President Soeharto of Indonesia inaugurates Aga Khan Award Seminar in Jakarta. - 1990-10-15
President Soeharto of Indonesia inaugurated the 12th international seminar of the Aga Khan Award for Architecture entitled 'Contemporary Expressions of Islam in Building' at the State Palace in Jakarta on Monday 15th October 1990. The Seminar was attended by Indonesia's Minister of Religious Affairs, His Excellency Munawar Sjadzaly whose ministry hosted it.
Speaking to government ministers, members of the Diplomatic Corps leading Indonesian citizens and participants from some 22 different countries, President Soeharto expressed deep appreciation for Mawlana Hazar Imam's initiative and efforts to promote and enhance Islamic cultural through architecture.
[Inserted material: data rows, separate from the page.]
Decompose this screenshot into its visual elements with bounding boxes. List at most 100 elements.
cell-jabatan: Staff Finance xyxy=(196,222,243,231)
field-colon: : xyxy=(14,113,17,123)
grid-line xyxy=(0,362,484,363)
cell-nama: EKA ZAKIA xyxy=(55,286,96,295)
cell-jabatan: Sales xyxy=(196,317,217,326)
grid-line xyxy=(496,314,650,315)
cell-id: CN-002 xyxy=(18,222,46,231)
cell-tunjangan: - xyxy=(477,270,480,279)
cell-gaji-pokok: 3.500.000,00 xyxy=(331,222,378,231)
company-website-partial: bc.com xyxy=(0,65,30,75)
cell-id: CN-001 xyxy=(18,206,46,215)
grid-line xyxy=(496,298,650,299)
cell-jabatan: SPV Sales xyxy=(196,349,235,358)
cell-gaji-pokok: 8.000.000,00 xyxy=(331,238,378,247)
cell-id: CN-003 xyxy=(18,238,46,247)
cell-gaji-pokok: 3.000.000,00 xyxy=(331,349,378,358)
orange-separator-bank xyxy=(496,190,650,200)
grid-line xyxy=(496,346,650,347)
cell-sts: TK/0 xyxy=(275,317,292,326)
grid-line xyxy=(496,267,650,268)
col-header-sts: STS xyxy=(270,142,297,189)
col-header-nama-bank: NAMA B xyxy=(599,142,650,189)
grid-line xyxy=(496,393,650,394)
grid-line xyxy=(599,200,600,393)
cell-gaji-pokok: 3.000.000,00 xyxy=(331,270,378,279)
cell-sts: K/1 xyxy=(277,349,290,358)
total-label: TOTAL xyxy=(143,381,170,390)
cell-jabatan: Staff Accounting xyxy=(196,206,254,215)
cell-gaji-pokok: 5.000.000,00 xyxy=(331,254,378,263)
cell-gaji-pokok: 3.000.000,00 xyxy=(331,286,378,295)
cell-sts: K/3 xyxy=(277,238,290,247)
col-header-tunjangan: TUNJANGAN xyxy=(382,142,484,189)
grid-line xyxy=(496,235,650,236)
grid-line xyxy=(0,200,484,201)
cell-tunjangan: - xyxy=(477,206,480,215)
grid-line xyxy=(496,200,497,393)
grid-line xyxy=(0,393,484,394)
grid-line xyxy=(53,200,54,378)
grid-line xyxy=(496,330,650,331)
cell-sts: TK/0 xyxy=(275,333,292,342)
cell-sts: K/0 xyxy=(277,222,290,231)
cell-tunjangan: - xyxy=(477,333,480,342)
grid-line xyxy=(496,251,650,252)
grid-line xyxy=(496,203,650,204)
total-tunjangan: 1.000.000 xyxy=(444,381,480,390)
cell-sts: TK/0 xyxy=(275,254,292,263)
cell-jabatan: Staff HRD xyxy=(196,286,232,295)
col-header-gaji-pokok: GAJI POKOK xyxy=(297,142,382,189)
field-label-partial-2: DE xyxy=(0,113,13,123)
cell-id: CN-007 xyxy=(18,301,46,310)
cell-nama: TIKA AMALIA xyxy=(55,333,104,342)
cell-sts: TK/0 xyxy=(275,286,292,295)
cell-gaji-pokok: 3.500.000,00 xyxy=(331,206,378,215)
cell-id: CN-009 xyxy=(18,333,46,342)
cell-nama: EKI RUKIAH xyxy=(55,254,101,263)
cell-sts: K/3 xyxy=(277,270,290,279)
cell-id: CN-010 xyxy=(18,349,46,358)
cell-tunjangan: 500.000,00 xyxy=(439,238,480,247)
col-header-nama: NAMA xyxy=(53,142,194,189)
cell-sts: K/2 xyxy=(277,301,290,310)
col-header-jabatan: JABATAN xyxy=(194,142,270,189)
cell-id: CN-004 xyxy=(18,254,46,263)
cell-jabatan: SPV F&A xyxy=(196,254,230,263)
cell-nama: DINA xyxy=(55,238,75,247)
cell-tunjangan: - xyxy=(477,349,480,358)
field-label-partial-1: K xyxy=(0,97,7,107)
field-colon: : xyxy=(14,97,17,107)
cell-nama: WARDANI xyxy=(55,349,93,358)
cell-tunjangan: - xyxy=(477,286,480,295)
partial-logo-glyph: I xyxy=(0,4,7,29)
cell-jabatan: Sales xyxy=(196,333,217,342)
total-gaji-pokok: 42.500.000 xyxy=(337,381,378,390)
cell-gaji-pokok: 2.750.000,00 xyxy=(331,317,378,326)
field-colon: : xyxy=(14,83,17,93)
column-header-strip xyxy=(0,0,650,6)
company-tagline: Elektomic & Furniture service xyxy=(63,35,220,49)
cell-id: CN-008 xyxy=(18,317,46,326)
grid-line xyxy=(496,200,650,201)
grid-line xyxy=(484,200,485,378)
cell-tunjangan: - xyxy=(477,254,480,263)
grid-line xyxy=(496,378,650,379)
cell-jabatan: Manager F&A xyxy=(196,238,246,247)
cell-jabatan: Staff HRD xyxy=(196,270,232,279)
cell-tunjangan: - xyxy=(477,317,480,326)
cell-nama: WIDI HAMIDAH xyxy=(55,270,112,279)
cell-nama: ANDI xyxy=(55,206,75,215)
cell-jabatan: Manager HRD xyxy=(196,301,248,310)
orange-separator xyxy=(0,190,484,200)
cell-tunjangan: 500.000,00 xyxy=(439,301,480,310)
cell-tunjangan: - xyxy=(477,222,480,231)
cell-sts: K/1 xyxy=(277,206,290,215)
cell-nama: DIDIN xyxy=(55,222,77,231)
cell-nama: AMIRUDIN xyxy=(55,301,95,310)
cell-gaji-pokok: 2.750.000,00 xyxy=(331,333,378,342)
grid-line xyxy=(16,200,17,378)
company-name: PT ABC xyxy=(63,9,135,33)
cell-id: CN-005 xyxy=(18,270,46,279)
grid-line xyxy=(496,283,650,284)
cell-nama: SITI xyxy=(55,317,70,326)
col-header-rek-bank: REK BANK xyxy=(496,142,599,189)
President Soeharto said that Islam encompasses both a religion and a civilization and does not flourish in an environment where there is a cultural vacuum. 'Consequently, the evolution of the thinking and civilization of Muslims', he emphasised, 'are clearly associated with the environment, history and culture'.
President Soeharto further emphasised that that was why in places like Indonesia the mosque, for example does not only function as a pace of worship, but it also serves as a centre for congregations and a place where the education, social services, womens' and youth activities are conducted.
Participants in the Seminar recognized the special place of Indonesia, through its harmonious interfacing of Islam with pre-existing traditions and cultures and tolerance which this has engendered. It was felt that the guiding ethos behind the Aga Khan Award for Architecture - 'Design in the spirit of Islam' - enables it to respond to the social, material and practical needs of Muslim societies and that the Award should continue its search in the context of the 'space of freedom' that it has created. It was emphasised that since Islam is not divorced from the surroundings in which Muslims live, Muslims have to create an architectural, visual and environmental context which is conducive to the practice of their faith. In this respect, the architectural experience should be shared not only among those living in the Islamic world, but with those beyond it.
The Indonesian Seminar, which was organized in collaboration with the Indonesian Association of Architects, was the 12th in the series of international seminars. It is the first time that a Seminar was held in particular country for the second time. The next Award Ceremony is due to be held in 1992 when Award winners will receive this most
coveted architectural prize in the world. Earlier ceremonies were held in Lahore (1980), Istanbul (1983), Marrakeeh (1986) and Cairo (1989).